1/26/2010
UK Climate Change Activists Push for Average Speed CamerasUK government report advocates blanketing country with average speed cameras to stop global warming.
The UK Sustainable Development Commission yesterday released a report recommending the use of average speed cameras for round-the-clock tracking of motorist journeys nationwide. The government advisory body said that widespread deployment of average speed cameras was required to reduce the emission of carbon dioxide by automobiles, a factor that some believe is linked to global changes in temperature. The report made a number of recommendations affecting the driving public.
"The business models associated with private motoring are not aligned with sustainability," the report explained.
The commission suggested that the government take immediate action to encourage the use of mass transit and discourage automobile use in general. Speed cameras were seen as an easy method of accomplishing this goal.
"Enforcing the speed limit has also been shown to be a very cost-effective way of reducing CO2 emissions from road transport with estimates of a reduction of 1.4 million tons of carbon dioxide simply by enforcing the 70 MPH speed limit," the report claimed. "In 2009 the Home Office approved average speed cameras to enforce speed limits in urban areas. Cameras are networked together and can be placed at entry and exit points to an area with a fixed speed limit, for example 20 or 30 MPH."
The report also called for a "clear timetable" for the introduction of Intelligent Speed Adaptation technology that would use global positioning satellites to take away control of vehicle speed from the driver, making it impossible for a car to exceed the limit on a given road. The same information communications technology (ICT) infrastructure could be used for congestion pricing, tolling of every journey and charging for insurance by the number of miles driven. The commission explained that such systems would require a substantial and ongoing financial investment.
"ICT does tend to need higher revenue funding to maintain and upgrade systems once in place," the report conceded. "Systems will have continuous running costs and may need regular software updates. Computer hardware can have a working lifetime of as little as five to ten years."

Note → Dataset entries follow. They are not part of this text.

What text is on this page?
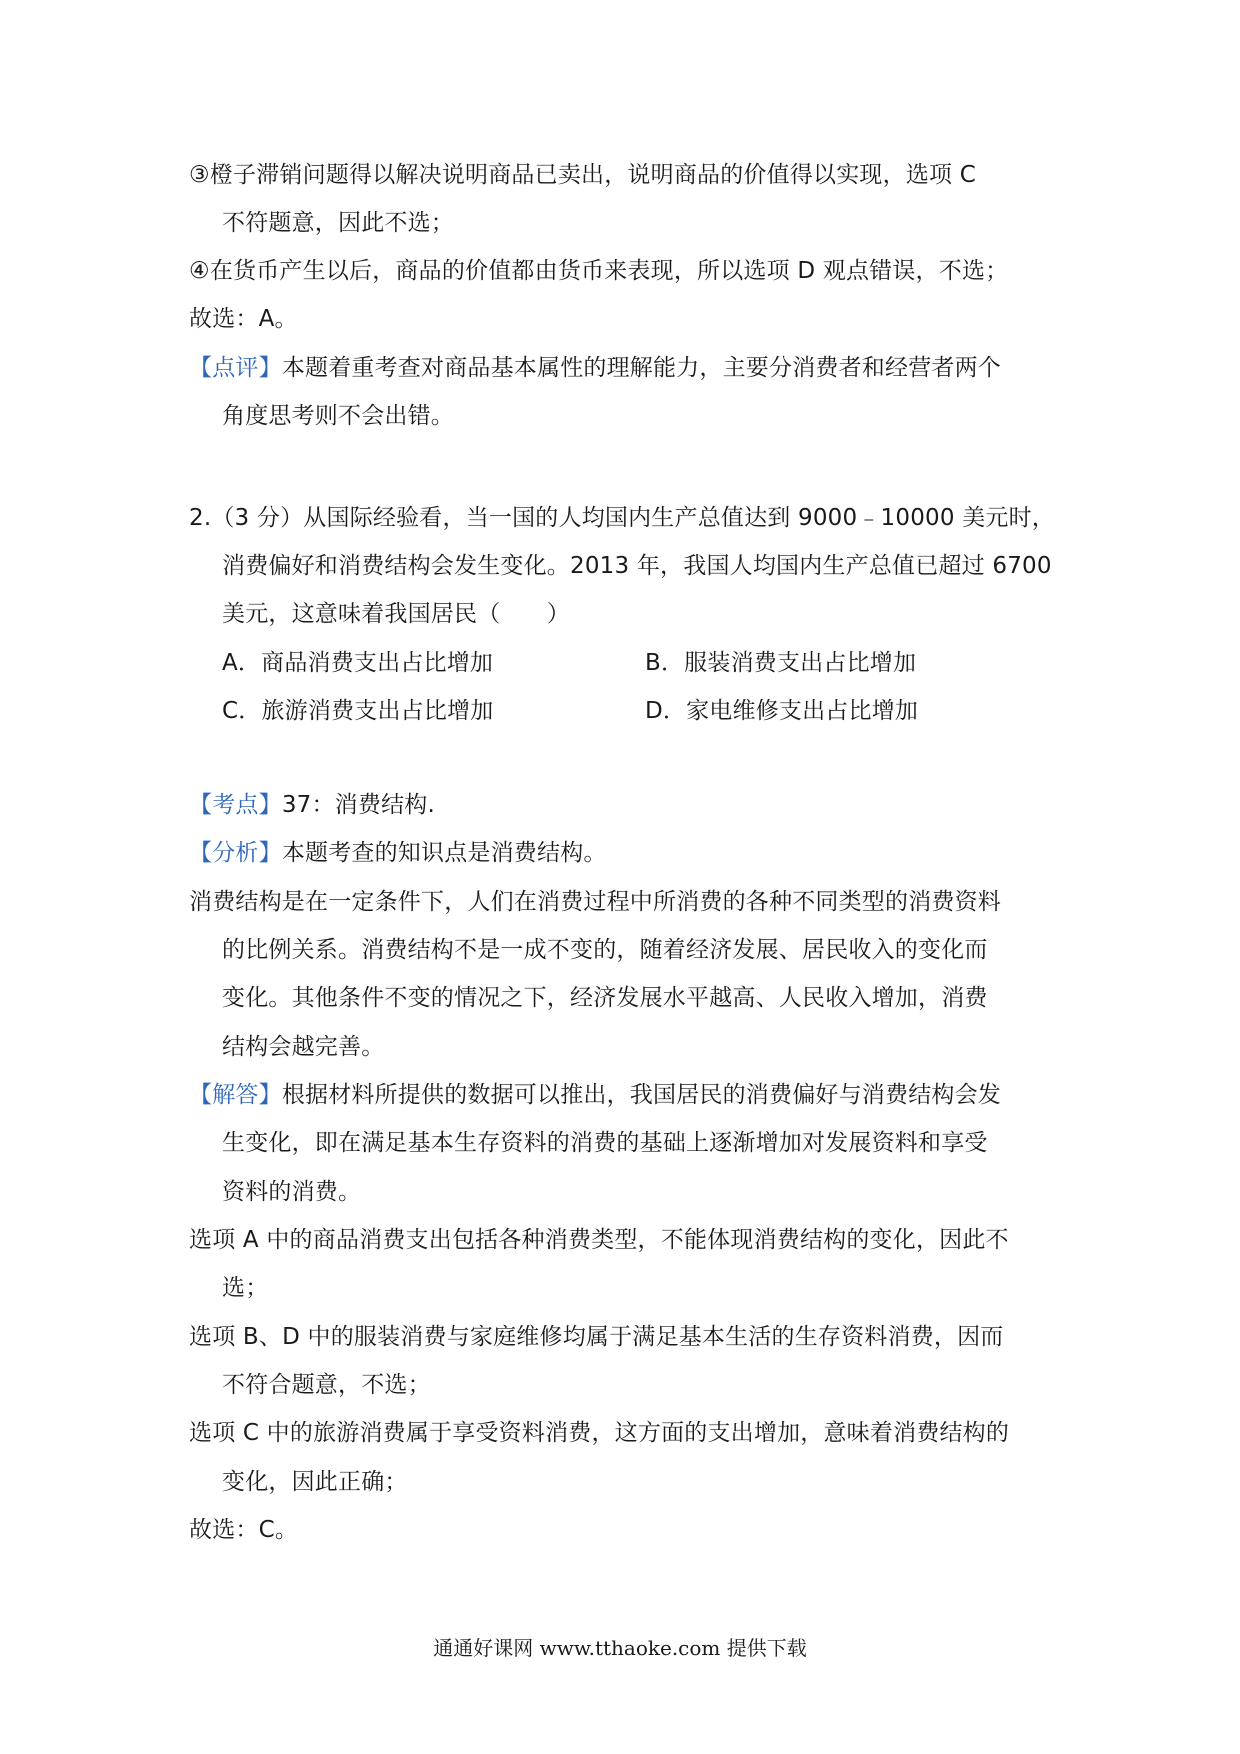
③橙子滞销问题得以解决说明商品已卖出，说明商品的价值得以实现，选项 C
不符题意，因此不选；
④在货币产生以后，商品的价值都由货币来表现，所以选项 D 观点错误，不选；
故选：A。
【点评】本题着重考查对商品基本属性的理解能力，主要分消费者和经营者两个
角度思考则不会出错。
2.（3 分）从国际经验看，当一国的人均国内生产总值达到 9000﹣10000 美元时，
消费偏好和消费结构会发生变化。2013 年，我国人均国内生产总值已超过 6700
美元，这意味着我国居民（　　）
A．商品消费支出占比增加	B．服装消费支出占比增加
C．旅游消费支出占比增加	D．家电维修支出占比增加
【考点】37：消费结构.
【分析】本题考查的知识点是消费结构。
消费结构是在一定条件下，人们在消费过程中所消费的各种不同类型的消费资料
的比例关系。消费结构不是一成不变的，随着经济发展、居民收入的变化而
变化。其他条件不变的情况之下，经济发展水平越高、人民收入增加，消费
结构会越完善。
【解答】根据材料所提供的数据可以推出，我国居民的消费偏好与消费结构会发
生变化，即在满足基本生存资料的消费的基础上逐渐增加对发展资料和享受
资料的消费。
选项 A 中的商品消费支出包括各种消费类型，不能体现消费结构的变化，因此不
选；
选项 B、D 中的服装消费与家庭维修均属于满足基本生活的生存资料消费，因而
不符合题意，不选；
选项 C 中的旅游消费属于享受资料消费，这方面的支出增加，意味着消费结构的
变化，因此正确；
故选：C。
通通好课网 www.tthaoke.com 提供下载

Motoring advocates responded that imposing average speed cameras, often known as SPEC cameras, would reduce safety.
"SPEC systems do nothing for good drivers, making them become zombie-like," Safe Speed co-founder Claire Armstrong said. "Their visual search patterns are altered and compromised, drivers say it is like driving in a fog. They tailgate and stop paying attention, traffic bunches, and drivers become mentally tried, having to spend a disproportionate amount of time concentrating on their speed."

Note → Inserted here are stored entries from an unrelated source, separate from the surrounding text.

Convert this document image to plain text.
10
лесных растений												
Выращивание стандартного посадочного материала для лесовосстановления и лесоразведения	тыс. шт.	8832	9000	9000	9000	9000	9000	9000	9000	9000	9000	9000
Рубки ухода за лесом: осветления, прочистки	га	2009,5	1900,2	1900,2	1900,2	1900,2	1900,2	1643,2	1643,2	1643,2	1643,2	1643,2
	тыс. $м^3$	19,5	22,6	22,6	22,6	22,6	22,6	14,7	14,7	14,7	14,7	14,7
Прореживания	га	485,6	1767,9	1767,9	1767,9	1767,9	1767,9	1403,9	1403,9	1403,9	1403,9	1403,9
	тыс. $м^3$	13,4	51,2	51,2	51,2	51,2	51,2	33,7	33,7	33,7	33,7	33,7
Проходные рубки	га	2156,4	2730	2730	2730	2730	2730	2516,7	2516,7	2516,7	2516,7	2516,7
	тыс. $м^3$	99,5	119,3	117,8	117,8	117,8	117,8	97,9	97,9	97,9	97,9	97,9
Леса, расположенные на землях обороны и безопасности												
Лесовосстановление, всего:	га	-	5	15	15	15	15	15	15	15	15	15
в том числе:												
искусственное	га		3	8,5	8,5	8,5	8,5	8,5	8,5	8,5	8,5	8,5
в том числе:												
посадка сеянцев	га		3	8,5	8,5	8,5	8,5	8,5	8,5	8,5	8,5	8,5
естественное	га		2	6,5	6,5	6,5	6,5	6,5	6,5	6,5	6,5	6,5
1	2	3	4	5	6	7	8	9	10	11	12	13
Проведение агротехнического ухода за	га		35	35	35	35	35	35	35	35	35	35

The Association of British Drivers pointed out that much of the climate change rationale that underpins works like that of the Sustainability Commission are based on discredited claims by the United Nations Intergovernmental Panel on Climate Change (IPCC).

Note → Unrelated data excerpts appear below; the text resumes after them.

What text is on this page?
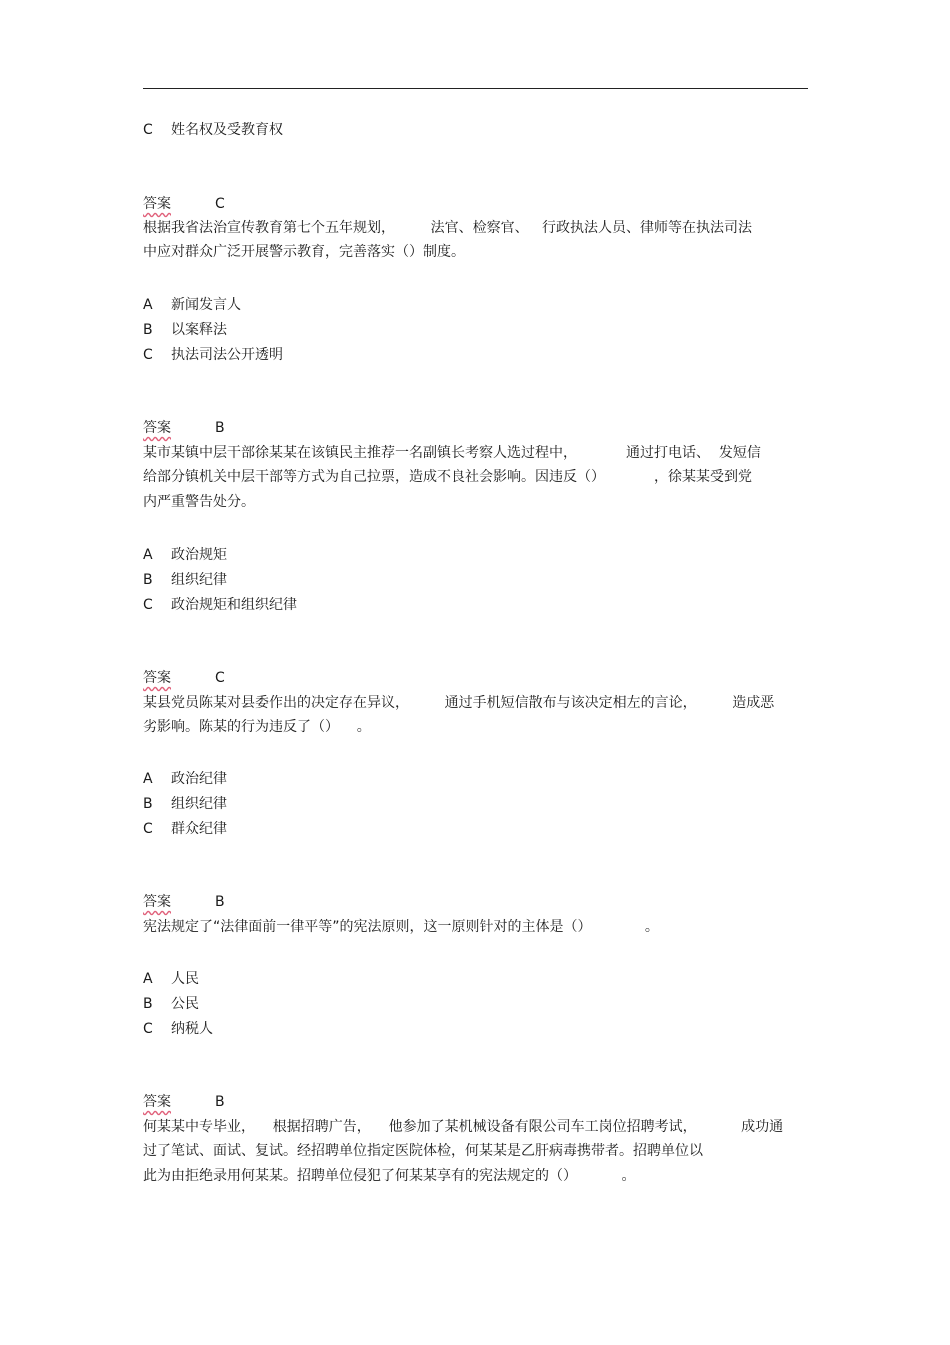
C 姓名权及受教育权
答案	C
根据我省法治宣传教育第七个五年规划，        法官、检察官、   行政执法人员、律师等在执法司法
中应对群众广泛开展警示教育，完善落实（）制度。
A 新闻发言人
B 以案释法
C 执法司法公开透明
答案	B
某市某镇中层干部徐某某在该镇民主推荐一名副镇长考察人选过程中，           通过打电话、  发短信
给部分镇机关中层干部等方式为自己拉票，造成不良社会影响。因违反（）           ，徐某某受到党
内严重警告处分。
A 政治规矩
B 组织纪律
C 政治规矩和组织纪律
答案	C
某县党员陈某对县委作出的决定存在异议，        通过手机短信散布与该决定相左的言论，        造成恶
劣影响。陈某的行为违反了（）    。
A 政治纪律
B 组织纪律
C 群众纪律
答案	B
宪法规定了“法律面前一律平等”的宪法原则，这一原则针对的主体是（）            。
A 人民
B 公民
C 纳税人
答案	B
何某某中专毕业，    根据招聘广告，    他参加了某机械设备有限公司车工岗位招聘考试，          成功通
过了笔试、面试、复试。经招聘单位指定医院体检，何某某是乙肝病毒携带者。招聘单位以
此为由拒绝录用何某某。招聘单位侵犯了何某某享有的宪法规定的（）          。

"The evidence is now overwhelming that the UN IPCC reports have tried to scare governments into submission with doomsday scenarios -- perhaps to distract them from the poor quality of the 'evidence' supporting their assertion that mankind's CO2 emissions really do drive the climate," ABD Environment spokesman Paul Biggs said. "This is an exercise in global warming alarmism aimed at underpinning 'green' taxes and restrictions on the general public, with a disproportionate focus on drivers."
As evidence, ABD pointed to three recent scandals. In the first, leaked emails from respected climate scientists described how charts were manipulated to "hide the decline" in global temperatures in IPCC reports. ABD then pointed to an IPCC report author's recent admission that the claim that the Himalayan glaciers would melt by 2035 was false. Finally, the group showed how the IPCC linked the issue of climate change to the severity of disasters such as hurricanes and floods without proper scientific scrutiny.